5.13 B.1.616, France

This variant emerged during a nosocomial outbreak in a geriatric ward with substitutions- H66D, D215G, V483A, H655Y, G669S, Q949R and N1187D (table 2). Many cases were severe and most patients were above 81 years of age. This variant is notable for yielding weaker RT-PCR positives, along with a lower detection rate from nasopharyngeal samples, indicating the possibility of altered tropism. The infection was mostly localized to Brittany, France. Transmission beyond Brittany therefore seems limited, but notably it does possess a mutation linked to transmission in felines (Braun et al. 2021).

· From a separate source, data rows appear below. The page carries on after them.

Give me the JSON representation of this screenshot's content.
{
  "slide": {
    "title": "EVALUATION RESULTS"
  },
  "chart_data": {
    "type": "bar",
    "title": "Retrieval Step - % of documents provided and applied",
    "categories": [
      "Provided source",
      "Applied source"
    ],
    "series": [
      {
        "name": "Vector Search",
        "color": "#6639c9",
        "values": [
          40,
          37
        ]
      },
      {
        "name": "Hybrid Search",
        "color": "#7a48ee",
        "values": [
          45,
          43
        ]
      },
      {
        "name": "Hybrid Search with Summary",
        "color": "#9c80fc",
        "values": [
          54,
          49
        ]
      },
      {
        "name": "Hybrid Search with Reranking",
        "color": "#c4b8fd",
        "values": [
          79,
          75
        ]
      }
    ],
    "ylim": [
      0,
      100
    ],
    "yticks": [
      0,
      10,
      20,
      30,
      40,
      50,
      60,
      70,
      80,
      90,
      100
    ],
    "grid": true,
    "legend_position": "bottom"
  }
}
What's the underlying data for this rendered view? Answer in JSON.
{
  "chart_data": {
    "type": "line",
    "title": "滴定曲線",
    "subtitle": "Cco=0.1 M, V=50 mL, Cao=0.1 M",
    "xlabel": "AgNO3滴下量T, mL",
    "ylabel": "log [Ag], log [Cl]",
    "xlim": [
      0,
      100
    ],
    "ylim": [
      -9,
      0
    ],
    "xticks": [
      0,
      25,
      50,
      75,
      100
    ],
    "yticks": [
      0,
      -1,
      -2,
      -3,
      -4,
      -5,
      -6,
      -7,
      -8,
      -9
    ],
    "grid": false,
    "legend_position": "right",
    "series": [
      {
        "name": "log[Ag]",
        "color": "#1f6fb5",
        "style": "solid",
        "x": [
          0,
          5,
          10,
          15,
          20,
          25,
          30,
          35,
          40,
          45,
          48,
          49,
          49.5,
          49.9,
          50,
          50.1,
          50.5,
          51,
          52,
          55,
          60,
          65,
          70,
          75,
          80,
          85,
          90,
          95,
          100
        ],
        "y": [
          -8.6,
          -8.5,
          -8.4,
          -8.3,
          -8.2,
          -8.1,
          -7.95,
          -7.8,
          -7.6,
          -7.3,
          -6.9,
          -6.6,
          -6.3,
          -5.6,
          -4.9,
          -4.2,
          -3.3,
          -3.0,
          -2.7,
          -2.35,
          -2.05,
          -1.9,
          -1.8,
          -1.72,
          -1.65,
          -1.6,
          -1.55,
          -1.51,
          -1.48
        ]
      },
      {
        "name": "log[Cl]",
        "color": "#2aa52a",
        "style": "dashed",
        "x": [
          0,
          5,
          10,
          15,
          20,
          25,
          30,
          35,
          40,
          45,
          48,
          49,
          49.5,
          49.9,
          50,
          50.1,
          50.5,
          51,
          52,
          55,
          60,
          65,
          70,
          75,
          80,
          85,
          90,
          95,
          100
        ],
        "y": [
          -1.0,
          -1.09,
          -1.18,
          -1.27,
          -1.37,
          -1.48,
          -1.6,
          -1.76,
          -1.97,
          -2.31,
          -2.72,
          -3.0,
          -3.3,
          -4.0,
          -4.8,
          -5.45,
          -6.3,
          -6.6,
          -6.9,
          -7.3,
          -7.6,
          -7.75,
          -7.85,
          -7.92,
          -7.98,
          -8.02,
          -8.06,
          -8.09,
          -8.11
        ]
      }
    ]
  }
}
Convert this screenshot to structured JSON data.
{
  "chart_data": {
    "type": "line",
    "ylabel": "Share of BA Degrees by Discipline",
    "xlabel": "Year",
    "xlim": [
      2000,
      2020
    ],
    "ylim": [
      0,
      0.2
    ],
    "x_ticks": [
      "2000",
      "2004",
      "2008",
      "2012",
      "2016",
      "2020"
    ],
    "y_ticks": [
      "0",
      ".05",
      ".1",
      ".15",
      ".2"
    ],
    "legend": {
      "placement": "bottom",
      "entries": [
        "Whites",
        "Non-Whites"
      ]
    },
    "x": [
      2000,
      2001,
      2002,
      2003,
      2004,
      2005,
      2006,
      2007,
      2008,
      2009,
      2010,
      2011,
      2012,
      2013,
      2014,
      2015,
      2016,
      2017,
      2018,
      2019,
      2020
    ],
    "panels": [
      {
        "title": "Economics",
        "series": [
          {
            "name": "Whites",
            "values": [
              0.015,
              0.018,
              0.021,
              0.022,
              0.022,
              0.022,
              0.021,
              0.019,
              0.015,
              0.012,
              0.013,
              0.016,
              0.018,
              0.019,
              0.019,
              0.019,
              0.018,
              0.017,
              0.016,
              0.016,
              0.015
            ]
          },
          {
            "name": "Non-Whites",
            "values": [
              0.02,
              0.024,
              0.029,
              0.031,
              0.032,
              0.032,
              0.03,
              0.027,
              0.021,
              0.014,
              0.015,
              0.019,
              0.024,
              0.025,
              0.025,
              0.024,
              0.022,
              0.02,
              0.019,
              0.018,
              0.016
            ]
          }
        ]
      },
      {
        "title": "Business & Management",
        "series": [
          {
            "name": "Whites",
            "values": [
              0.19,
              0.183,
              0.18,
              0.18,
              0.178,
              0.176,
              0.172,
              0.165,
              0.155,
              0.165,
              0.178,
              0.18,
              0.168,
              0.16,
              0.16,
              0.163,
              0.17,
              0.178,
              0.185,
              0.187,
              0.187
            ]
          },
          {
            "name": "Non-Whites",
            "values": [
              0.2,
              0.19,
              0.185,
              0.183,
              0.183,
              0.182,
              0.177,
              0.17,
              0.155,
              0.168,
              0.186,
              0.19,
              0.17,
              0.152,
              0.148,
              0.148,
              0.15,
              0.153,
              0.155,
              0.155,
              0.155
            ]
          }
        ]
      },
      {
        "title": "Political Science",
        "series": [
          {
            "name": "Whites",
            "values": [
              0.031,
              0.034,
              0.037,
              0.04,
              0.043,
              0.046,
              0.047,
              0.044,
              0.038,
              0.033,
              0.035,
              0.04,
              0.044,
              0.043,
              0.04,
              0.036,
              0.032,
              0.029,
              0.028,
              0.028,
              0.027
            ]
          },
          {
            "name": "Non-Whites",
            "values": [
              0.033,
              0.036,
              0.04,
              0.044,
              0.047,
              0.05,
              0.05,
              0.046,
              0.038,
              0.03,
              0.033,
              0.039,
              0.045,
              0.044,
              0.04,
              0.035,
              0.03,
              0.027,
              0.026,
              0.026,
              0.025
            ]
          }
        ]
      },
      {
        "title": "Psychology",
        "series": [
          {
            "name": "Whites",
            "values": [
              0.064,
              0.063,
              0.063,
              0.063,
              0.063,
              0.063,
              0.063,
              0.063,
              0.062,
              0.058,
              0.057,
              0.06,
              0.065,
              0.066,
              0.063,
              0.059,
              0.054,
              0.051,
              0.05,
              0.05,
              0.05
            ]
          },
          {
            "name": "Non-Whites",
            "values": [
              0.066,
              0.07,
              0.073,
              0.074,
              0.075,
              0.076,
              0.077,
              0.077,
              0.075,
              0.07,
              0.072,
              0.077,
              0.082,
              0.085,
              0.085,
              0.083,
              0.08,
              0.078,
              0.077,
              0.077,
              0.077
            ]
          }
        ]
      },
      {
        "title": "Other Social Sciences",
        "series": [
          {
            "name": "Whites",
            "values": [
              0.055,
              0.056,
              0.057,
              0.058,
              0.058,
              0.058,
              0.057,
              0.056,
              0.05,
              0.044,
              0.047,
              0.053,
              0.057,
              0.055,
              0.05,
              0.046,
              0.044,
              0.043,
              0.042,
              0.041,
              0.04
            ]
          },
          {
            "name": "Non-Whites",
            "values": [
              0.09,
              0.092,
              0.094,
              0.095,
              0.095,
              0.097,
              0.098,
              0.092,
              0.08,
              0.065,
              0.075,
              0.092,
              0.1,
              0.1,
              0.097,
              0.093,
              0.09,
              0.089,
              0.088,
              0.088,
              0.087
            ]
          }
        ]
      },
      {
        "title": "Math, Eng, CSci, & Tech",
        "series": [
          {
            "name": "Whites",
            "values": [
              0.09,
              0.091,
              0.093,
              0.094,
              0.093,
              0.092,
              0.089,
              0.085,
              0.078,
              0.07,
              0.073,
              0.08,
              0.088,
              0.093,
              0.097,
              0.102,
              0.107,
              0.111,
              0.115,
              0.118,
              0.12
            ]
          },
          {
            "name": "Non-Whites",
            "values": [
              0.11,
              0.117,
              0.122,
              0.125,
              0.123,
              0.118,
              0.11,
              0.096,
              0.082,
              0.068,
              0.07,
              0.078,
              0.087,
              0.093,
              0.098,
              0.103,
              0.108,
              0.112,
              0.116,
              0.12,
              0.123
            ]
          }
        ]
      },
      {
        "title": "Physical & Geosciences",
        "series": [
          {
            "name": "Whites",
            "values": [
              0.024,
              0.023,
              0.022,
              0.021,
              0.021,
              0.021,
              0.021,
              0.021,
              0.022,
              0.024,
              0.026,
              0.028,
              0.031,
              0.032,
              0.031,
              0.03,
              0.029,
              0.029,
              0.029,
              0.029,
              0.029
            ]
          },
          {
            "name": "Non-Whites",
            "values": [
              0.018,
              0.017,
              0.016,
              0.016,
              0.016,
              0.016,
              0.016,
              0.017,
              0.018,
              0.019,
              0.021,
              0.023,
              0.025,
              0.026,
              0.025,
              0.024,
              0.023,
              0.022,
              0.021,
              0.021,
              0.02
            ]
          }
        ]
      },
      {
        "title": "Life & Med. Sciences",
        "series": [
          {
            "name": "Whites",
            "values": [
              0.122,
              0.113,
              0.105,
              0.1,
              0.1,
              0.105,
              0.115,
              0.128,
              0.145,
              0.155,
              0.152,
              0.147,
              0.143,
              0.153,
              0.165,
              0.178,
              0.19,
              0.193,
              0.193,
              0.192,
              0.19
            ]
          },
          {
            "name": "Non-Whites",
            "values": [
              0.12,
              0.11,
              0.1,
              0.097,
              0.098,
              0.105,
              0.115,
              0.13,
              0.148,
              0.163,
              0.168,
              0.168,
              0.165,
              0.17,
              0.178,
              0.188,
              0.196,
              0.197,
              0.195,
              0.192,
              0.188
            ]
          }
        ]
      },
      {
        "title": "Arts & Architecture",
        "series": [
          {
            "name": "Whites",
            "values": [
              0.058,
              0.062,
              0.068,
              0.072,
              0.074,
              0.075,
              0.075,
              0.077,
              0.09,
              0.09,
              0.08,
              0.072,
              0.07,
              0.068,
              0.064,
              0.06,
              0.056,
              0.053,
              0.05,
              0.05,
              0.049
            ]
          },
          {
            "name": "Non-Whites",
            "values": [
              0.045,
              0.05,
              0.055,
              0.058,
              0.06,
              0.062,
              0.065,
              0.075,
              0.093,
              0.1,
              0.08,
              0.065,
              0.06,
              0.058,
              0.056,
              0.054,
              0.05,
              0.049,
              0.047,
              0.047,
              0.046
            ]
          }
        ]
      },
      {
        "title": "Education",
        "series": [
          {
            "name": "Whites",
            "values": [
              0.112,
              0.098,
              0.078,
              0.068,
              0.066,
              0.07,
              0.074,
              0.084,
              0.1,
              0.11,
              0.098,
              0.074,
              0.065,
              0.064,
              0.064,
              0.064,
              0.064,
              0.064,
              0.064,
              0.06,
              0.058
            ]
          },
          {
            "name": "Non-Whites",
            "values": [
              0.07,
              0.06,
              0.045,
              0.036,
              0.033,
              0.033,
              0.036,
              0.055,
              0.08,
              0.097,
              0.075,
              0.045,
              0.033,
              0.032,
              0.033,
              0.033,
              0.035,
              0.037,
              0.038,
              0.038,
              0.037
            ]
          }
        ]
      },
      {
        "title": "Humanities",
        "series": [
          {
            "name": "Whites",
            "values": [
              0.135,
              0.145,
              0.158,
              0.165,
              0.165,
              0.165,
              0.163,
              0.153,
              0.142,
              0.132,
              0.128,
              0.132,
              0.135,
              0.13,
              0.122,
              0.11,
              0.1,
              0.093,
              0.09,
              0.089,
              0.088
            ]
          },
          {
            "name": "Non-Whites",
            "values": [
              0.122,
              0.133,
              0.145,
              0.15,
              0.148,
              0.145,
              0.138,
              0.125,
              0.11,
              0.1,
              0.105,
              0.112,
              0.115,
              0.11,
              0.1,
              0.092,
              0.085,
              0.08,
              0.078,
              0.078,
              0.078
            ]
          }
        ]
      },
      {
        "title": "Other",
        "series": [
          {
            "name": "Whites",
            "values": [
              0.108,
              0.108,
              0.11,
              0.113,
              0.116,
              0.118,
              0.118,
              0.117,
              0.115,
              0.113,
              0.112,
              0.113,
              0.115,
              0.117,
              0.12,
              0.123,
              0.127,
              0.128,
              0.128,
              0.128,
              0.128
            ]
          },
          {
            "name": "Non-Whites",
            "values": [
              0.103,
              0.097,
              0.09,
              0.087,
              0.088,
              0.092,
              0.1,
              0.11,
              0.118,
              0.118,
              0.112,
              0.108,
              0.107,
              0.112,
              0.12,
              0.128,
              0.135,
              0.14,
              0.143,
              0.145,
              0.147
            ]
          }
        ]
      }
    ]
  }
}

5.14 HMN.19B Henri Mondor, France

This variant was first detected in immunocompromised patients and contains the L452R and N501Y mutations, both of which were found to be linked to increased transmissibility. This variant is from clade 19B, that had become rare from early 2020 and lacks the common D614G mutation; thus its resurgence in this variant may indicate that these mutations confer increased transmissibility (Fourati et al. 2021; Volz et al. 2021).

6 Conclusion

Although variants showed different mutations that would be dependent on the general immunity of the population or demographics of countries, we observed that some mutations in S protein were common irrespective of their origin, indicating that these mutants might provide the selective advantage to the virus. One of the most common mutations is D614G that was observed in almost all the variants. Using in vitro infection studies with the mutated virus, this substitution was either associated with enhanced viral replication, stability (Plante et al. 2021) or decreased S1 shedding and higher density of S protein in the virion (Zhang et al. 2020). The virus with N501Y substitution possessed higher affinity towards ACE2 that led to better infection in humans. Similarly, the substitution of E484 to either K or Q was associated with increased ACE2 affinity and in addition was also responsible for immune escape. Another common variant is L452R that is linked to transmissibility or immune escape from a monoclonal antibody, bamlanivimab used for COVID-19 treatment (Starr et al. 2021). Besides substitutions, deletions of amino acids were also observed and deletion in two aminoacids (Δ69 and Δ70) in NTD domain of S1 is responsible for increased infectivity rates and decreased serum neutralization (McCarthy et al. 2021; Kemp et al. 2021). In contrast, substitution of K417 to either N or T substitutions in some patients led to moderate decrease in ACE2 binding affinity but that was somehow compensated by N501Y substitution (Boehm et al. 2021).

Combining these observations together, the virus is mostly preparing itself to increase its affinity towards ACE2 receptor or immune escape. Therefore, the next generation of candidate antigen(s) should be able to accommodate at least these mutations, in order to elicit antibodies that can neutralize the virus effectively. It has been suggested that the use of combinatorial antigen by Heisch et al. could provide an enhanced immune response. Currently, another alternative is to vaccinate with a mixture of vaccines. However, this needs to be considered in regards to safety and side effects shown by various vaccines. Further the above strategies would only lead to stronger immune response against the wild-type S protein rather than providing neutralization of the variants that have changes in the sequence of S protein. Therefore, booster vaccination doses with S protein containing major prevalent mutations could be a feasible strategy to effectively provide immunity to the population against mutant viruses.